In contrast to the original Bitcoin narrative, which is directly out of libertarian ideology, these populist/nationalist narratives attempt to distribute wealth throughout their identified community, hoping to boot up economic growth. Where Bitcoin has been transnational, indeed post-national, from day one, these cryptocurrencies dream of growing their nation/tribe/city.

Obviously, the absurdist Dogecoin narrative contrasts to both of these, especially eschewing serious purpose other than charity.

The Icelandic experiment is farther along than the other national coins, so we can look at it to see how such plays might unfold.  First, we have to note that, unfortunately, the actual national government of Iceland has strict controls on currency movement (imposed as a result of the disaster created by earlier unfettered wheeling-dealing). This means that AC can’t legally be traded internationally, as some had initially hoped. (Cryptocurrencies are ideal for capital flight and money laundering, so they will surely be met with hostility in many jurisdictions.)

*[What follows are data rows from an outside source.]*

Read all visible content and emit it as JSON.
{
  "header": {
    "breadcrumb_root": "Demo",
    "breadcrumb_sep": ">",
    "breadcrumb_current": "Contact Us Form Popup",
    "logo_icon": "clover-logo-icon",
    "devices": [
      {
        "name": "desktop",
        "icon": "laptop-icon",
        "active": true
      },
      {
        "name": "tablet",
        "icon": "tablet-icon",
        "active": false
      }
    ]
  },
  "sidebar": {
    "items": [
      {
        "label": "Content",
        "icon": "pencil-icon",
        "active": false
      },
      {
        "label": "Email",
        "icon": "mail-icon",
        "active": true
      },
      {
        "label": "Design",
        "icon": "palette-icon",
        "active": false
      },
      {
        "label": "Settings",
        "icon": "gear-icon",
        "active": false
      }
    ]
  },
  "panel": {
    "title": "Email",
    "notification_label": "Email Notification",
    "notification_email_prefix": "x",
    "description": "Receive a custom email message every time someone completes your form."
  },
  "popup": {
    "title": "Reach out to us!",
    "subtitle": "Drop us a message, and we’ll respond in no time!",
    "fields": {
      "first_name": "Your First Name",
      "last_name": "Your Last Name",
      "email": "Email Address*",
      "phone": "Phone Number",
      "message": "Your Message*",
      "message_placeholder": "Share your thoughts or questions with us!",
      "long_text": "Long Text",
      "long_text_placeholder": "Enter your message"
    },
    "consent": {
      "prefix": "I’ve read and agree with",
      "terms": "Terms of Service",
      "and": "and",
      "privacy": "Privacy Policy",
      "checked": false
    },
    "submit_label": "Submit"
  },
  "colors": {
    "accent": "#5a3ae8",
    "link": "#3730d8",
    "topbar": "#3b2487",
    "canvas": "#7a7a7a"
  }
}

Worse, the airdrop itself has been plagued with reports of theft and fraud. The difference between and airdrop and a Ponzi scheme is…well the only difference is the statistical distribution of who gets the money.  Each of these “nationalist” airdrops are a bit opaque, so we really don’t know in advance how legit they are, and who may benefit.

Then there is the issue of identity fraud (and possible theft), and other forms of hacking.  Cryptocurrencies are extremely vulnerable to theft, and difficult to defend.  (Not unlike metal bullion.)

In the case of Auroracoin, some guy on the web is supposedly giving out free money, all I have to do is give them my ID number. What could possibly be wrong with that?

Much to think about here.  More later.